Google keeps expanding the features of its Google Maps API, yet there's no shortage of things developers wish Google added. We know this because there is a public repository of issues. While some may be bugs, most are enhancements, desired additions to the web's most popular API.
There were a number of Google Maps announcements at I/O, including transit directions available in the Google Directions API. That feature had been on Google's radar since at least September, 2008, when it was first added to the issue tracker. Since Google allows developers to "star" issues as a means of voting for it, we know that transit was the highest unimplemented feature request.
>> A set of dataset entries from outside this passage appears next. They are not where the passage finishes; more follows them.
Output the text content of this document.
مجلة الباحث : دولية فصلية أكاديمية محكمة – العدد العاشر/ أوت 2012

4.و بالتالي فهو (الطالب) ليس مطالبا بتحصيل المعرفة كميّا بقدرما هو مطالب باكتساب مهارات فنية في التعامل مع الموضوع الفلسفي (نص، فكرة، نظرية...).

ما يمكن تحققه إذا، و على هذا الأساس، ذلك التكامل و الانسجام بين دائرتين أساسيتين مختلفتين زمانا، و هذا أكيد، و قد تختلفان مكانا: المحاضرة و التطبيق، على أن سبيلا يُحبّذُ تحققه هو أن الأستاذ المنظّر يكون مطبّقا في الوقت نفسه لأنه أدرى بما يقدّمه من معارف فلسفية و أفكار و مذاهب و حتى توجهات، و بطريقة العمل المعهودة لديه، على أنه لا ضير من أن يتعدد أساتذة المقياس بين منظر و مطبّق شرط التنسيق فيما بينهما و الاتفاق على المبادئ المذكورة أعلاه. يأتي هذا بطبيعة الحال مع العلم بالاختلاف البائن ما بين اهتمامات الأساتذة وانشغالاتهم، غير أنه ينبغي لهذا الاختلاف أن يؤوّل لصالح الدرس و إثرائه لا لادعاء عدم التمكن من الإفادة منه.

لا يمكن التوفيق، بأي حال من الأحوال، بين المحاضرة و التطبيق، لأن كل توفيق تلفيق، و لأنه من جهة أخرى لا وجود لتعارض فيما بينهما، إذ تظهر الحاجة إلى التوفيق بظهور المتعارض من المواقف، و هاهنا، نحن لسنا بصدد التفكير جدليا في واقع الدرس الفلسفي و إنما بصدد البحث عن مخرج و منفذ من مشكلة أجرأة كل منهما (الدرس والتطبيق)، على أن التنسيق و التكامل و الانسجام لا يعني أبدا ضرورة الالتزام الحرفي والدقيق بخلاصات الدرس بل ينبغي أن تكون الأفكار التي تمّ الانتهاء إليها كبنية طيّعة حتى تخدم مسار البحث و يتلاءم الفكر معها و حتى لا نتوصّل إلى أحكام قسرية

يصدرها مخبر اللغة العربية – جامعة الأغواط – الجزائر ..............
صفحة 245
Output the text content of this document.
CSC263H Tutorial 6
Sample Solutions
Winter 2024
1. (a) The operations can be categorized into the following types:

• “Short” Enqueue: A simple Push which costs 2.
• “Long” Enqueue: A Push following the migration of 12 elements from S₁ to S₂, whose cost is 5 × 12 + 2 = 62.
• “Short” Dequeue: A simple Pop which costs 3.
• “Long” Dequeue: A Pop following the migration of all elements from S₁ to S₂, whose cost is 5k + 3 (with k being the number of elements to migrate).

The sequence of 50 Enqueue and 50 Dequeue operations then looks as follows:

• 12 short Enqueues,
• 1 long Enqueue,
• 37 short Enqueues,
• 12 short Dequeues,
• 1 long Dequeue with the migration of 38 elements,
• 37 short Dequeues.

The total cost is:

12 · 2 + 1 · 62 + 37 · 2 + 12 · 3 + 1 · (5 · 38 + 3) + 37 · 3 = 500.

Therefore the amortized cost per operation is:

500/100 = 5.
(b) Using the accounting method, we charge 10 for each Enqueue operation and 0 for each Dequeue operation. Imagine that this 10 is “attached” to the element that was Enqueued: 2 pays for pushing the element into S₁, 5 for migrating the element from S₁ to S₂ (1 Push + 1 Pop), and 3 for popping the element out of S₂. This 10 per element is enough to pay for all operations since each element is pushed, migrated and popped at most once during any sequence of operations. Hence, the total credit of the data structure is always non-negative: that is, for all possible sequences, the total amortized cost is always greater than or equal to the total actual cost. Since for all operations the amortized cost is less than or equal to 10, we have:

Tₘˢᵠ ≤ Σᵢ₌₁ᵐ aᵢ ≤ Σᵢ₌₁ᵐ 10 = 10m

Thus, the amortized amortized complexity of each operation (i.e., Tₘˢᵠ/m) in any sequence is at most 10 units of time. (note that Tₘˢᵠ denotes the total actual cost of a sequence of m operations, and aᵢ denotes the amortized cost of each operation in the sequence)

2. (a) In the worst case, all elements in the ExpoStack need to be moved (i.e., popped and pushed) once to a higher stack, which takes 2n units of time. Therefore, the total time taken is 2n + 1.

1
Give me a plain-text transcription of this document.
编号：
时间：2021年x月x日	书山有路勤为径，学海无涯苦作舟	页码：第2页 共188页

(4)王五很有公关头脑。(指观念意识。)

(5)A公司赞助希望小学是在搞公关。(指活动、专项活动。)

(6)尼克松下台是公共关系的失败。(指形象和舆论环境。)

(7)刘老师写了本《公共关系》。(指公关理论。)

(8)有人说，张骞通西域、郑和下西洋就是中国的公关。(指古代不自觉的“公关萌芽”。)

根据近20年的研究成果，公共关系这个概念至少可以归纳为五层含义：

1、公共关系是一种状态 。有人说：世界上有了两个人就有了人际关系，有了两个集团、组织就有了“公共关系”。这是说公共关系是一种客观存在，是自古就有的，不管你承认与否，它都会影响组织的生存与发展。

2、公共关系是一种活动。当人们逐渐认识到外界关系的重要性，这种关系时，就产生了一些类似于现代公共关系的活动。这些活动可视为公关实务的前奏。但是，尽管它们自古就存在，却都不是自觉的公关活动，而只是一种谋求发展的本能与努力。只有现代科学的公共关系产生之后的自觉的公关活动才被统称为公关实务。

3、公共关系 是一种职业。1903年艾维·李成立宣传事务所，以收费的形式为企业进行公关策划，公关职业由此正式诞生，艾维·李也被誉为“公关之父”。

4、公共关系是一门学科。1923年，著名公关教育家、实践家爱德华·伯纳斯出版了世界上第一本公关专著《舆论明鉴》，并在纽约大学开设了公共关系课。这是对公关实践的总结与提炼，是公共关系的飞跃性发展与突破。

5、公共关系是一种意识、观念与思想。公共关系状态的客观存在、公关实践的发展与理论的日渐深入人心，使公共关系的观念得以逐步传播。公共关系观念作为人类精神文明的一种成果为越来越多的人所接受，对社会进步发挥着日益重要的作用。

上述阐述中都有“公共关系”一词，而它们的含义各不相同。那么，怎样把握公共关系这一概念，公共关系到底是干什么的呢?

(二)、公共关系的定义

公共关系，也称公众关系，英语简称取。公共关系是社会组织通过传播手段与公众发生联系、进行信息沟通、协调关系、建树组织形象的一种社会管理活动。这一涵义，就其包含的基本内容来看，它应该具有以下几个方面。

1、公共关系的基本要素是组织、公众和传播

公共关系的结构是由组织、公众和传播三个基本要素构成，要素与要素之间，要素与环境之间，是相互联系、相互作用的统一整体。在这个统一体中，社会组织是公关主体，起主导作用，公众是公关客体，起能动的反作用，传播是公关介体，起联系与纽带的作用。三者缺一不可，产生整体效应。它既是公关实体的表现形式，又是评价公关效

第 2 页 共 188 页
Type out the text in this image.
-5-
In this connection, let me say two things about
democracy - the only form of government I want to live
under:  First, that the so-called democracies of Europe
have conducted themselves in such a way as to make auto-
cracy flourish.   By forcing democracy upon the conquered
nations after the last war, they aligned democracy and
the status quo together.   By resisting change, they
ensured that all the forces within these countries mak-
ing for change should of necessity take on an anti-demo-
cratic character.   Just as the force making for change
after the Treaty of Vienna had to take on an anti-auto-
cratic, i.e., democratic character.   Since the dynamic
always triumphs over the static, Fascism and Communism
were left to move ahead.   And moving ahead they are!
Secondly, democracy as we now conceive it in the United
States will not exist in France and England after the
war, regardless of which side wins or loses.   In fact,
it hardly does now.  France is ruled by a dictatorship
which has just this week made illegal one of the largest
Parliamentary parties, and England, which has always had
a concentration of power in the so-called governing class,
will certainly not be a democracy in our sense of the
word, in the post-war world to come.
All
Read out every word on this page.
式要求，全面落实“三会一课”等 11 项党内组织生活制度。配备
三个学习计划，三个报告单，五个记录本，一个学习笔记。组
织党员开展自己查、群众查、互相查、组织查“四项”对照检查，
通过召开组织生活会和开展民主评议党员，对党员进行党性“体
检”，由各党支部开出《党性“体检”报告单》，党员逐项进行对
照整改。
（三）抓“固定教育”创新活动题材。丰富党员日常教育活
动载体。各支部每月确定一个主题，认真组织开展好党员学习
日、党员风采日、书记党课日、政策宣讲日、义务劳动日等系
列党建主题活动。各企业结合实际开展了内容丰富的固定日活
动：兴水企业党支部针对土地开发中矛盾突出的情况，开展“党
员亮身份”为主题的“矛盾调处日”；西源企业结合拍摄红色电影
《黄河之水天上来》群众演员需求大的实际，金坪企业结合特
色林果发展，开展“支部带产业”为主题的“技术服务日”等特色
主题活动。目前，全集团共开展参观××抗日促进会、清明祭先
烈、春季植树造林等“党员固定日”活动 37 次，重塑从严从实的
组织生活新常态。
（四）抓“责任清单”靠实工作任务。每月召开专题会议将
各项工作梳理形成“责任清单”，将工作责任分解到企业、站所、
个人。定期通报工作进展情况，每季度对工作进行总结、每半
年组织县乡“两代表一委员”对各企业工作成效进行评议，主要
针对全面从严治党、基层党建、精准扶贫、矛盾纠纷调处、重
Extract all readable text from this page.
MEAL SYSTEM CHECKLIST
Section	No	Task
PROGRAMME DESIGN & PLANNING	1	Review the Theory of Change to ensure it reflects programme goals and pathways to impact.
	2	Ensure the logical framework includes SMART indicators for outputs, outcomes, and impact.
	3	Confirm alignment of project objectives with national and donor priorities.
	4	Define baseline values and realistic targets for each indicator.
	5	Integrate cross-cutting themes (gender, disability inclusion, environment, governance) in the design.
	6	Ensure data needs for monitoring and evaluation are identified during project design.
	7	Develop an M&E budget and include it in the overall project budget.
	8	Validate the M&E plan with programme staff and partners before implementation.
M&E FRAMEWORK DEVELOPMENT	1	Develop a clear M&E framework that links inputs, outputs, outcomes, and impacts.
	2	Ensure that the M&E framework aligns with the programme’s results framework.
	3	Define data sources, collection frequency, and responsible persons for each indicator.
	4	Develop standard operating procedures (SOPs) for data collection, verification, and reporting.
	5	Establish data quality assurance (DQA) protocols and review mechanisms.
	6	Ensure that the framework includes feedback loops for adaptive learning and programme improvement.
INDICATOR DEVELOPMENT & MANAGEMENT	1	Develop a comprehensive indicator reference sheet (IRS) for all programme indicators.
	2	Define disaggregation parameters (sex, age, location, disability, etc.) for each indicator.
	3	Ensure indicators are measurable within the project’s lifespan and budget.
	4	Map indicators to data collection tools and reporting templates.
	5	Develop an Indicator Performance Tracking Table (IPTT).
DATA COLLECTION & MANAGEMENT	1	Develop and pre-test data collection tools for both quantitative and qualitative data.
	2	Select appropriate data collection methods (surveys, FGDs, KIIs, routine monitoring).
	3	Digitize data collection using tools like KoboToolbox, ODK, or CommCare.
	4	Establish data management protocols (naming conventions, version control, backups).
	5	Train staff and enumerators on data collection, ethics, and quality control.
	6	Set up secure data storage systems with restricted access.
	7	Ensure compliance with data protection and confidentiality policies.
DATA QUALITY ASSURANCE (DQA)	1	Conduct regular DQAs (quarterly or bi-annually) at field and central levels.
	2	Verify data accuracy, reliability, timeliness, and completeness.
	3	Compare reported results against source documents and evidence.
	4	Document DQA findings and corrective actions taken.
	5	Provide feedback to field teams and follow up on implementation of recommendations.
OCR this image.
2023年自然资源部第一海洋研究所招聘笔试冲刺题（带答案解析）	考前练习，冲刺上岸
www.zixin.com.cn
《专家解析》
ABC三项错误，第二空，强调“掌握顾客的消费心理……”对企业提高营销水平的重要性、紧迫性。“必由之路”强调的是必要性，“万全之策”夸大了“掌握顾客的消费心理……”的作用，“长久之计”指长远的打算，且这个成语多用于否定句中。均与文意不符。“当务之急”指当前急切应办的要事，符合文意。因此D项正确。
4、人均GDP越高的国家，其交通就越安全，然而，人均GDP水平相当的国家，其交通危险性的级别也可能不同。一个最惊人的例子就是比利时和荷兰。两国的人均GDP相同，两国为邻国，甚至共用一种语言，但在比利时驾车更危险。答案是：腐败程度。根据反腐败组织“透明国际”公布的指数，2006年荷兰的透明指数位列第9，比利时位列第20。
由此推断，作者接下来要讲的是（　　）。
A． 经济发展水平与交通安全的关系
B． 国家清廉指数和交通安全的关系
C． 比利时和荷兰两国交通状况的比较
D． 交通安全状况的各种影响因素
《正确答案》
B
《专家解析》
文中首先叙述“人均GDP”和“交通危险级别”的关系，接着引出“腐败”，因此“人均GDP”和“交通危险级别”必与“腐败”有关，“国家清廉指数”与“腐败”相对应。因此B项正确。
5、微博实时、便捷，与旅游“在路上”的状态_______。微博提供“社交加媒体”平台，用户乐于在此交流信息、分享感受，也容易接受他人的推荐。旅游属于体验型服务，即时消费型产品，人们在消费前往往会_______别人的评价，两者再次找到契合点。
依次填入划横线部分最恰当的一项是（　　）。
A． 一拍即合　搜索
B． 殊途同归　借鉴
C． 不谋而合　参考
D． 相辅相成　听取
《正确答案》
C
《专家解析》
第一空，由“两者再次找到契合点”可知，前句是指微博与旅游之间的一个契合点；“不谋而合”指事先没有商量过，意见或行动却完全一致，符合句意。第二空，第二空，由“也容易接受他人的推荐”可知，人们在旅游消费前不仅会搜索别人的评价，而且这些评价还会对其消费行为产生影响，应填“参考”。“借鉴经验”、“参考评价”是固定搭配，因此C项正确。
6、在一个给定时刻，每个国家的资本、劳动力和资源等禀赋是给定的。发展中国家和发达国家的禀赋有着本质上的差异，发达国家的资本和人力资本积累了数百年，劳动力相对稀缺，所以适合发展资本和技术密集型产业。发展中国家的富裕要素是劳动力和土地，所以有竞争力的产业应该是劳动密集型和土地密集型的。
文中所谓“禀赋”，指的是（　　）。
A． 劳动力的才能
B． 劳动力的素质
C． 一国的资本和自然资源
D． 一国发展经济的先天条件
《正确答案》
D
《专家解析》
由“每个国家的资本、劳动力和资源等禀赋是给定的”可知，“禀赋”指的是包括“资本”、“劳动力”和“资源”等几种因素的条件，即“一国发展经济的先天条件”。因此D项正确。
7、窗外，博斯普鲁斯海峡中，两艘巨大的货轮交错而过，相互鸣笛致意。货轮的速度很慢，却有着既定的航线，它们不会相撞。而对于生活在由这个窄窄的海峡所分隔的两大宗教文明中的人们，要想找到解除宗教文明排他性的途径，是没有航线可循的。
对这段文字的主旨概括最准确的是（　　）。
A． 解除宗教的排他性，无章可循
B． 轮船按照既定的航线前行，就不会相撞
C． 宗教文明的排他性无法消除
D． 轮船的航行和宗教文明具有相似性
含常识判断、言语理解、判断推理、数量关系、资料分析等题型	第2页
What's on top of the request heap now?
A look into the issue list may tell us what's coming next, or at the very least what developers really want.
- Clickable transit markers -- bus and train stops provide stop times in the flagship Google Maps. Developers want the option for the same in the API.
- Automatic geography shapes -- these enable the shaded choropleth maps where countries, counties or other regions are plotted as different colored shapes, often clickable.
- Delete-able vertices in drawing library -- letting users draw on your map is still a new feature, but devs want an undo option
- Wikipedia Layer -- this is one of those features from Google Maps v2 that has not yet made it to v3.
- Polyline access to directions in JavaScript -- when using the directions renderer, developers want access to the underlying data.
- Z-index for KML -- if you're adding a lot of layers, you pretty quickly want to decide the order of the layers.
- De-clutter markers that are close together -- like the choropleths, this is a perennial desire from developers that is still not in Google Maps proper.
There's also a list of things Google won't fix. At the top: direct access to the tiles.
Everything else on the non-Won't Fix list may very well be coming in future releases. After all, when Google released styled maps it planted itself firmly as a serious Platform for mapping. Perhaps that's why Google Maps now costs money above 25,000 map views per day.
Anti-Google? There are ways to style maps without Google and a lot of Google Maps alternatives.